Dwi Aryono Bayuaji menambahkan untuk arus mudik Nataru tahun ini PT Hutama karya menerapkan diskon 20 persen untuk ruas tertentu dan panjang tertentu.
Diskon 20 persen berlaku mulai pukul 07.00 WIB di tanggal 22 Desember hingga pukul 07.00 WIB ditanggal 24 Desember 2025. Dan di arus balik mulai tanggal 31.00 WIB pukul 7 hingga tanggal 1 pukul 07.00 WIB m, mohon pemudik perhatikan tanggal dan waktunya,” kata Dwi Aryono Bayuaji
Sementara PT Hakaaston (HKA) mengerahkan sekitar 4.000 personel kompeten untuk memastikan 16 ruas jalan tol sepanjang 989,55 km berada dalam kondisi optimal dalam menghadapi arus Natal dan Tahun Baru (Nataru) 2025 – 2026. Langkah ini dilakukan untuk menjaga keselamatan, kelancaran, dan kenyamanan perjalanan pengguna jalan pada periode dengan intensitas lalu lintas tinggi.
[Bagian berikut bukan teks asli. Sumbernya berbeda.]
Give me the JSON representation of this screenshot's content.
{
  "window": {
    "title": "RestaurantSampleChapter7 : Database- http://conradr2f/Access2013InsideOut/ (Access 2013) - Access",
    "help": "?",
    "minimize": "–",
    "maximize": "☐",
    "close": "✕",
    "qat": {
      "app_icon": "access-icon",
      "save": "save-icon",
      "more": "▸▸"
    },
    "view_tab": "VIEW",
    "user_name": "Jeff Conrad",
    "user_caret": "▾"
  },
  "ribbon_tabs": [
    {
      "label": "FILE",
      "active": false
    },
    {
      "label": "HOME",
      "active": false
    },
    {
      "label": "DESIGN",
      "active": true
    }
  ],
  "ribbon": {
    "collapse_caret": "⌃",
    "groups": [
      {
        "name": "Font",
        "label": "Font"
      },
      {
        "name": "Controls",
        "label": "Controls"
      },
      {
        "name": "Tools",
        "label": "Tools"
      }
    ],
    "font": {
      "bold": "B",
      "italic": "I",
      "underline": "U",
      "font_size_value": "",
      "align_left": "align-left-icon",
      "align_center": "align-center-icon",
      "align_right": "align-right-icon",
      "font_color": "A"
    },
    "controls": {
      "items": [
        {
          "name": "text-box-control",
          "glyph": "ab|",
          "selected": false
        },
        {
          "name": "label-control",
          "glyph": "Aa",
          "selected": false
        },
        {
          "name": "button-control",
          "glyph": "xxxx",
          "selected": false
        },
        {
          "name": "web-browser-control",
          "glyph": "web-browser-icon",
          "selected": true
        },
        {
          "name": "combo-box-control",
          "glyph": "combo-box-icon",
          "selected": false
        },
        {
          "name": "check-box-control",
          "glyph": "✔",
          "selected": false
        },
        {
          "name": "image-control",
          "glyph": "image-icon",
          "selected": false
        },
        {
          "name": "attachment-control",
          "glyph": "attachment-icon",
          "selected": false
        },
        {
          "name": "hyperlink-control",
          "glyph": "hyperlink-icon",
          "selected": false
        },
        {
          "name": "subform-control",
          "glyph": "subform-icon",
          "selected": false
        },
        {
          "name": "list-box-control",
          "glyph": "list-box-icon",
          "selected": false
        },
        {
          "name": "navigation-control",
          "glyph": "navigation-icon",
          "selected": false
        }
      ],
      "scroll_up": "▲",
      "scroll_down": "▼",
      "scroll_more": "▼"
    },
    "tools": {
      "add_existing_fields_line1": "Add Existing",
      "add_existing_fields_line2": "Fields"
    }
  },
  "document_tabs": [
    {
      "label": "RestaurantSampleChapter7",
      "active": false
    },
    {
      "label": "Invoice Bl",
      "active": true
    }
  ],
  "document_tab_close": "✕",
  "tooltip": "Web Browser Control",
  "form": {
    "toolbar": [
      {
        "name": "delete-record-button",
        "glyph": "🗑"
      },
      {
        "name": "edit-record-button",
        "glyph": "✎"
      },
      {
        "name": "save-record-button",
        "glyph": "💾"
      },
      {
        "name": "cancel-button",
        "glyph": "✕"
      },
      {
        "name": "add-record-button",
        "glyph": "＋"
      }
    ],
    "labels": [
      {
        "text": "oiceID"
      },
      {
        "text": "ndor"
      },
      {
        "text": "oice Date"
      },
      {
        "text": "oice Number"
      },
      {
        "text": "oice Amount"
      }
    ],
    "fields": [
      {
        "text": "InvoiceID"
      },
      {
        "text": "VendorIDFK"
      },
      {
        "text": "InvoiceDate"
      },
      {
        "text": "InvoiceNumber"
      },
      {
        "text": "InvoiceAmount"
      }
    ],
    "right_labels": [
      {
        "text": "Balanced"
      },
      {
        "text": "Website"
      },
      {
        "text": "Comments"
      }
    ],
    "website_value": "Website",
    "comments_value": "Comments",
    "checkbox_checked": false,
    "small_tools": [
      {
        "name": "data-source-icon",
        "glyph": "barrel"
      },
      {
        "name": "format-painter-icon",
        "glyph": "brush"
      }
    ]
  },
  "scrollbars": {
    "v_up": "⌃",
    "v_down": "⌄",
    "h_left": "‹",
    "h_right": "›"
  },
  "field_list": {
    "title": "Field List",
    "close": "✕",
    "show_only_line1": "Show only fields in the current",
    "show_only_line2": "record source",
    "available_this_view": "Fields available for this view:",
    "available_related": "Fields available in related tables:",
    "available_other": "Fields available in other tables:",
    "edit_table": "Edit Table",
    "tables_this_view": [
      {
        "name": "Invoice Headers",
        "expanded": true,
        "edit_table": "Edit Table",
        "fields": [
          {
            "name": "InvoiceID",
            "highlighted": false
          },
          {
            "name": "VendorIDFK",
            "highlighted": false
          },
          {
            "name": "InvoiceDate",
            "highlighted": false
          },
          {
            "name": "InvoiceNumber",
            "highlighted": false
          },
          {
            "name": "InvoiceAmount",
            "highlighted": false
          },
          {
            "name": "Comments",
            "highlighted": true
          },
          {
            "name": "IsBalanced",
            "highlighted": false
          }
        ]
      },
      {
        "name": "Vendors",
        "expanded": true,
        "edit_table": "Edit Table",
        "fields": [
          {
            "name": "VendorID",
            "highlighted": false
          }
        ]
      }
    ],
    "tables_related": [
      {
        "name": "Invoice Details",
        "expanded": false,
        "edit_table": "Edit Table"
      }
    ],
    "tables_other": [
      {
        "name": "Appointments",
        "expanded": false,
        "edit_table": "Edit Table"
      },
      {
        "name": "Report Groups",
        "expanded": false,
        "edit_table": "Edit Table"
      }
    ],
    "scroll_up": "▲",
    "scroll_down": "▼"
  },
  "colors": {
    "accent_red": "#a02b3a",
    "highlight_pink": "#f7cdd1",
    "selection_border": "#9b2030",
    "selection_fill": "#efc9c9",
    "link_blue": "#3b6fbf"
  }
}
Plt. Direktur Utama HKA, M. Rozi Rinjayadi, mengatakan persiapan dilakukan melalui pemeliharaan rutin dan peningkatan kualitas ruas, meliputi pembersihan area tol, perbaikan dan penataan perambuan, inspeksi kendaraan operasional, serta beautifikasi median. Selain itu, HKA menempatkan petugas tambahan di titik-titik rawan kepadatan dengan dukungan pemantauan lalu lintas secara real time melalui CCTV.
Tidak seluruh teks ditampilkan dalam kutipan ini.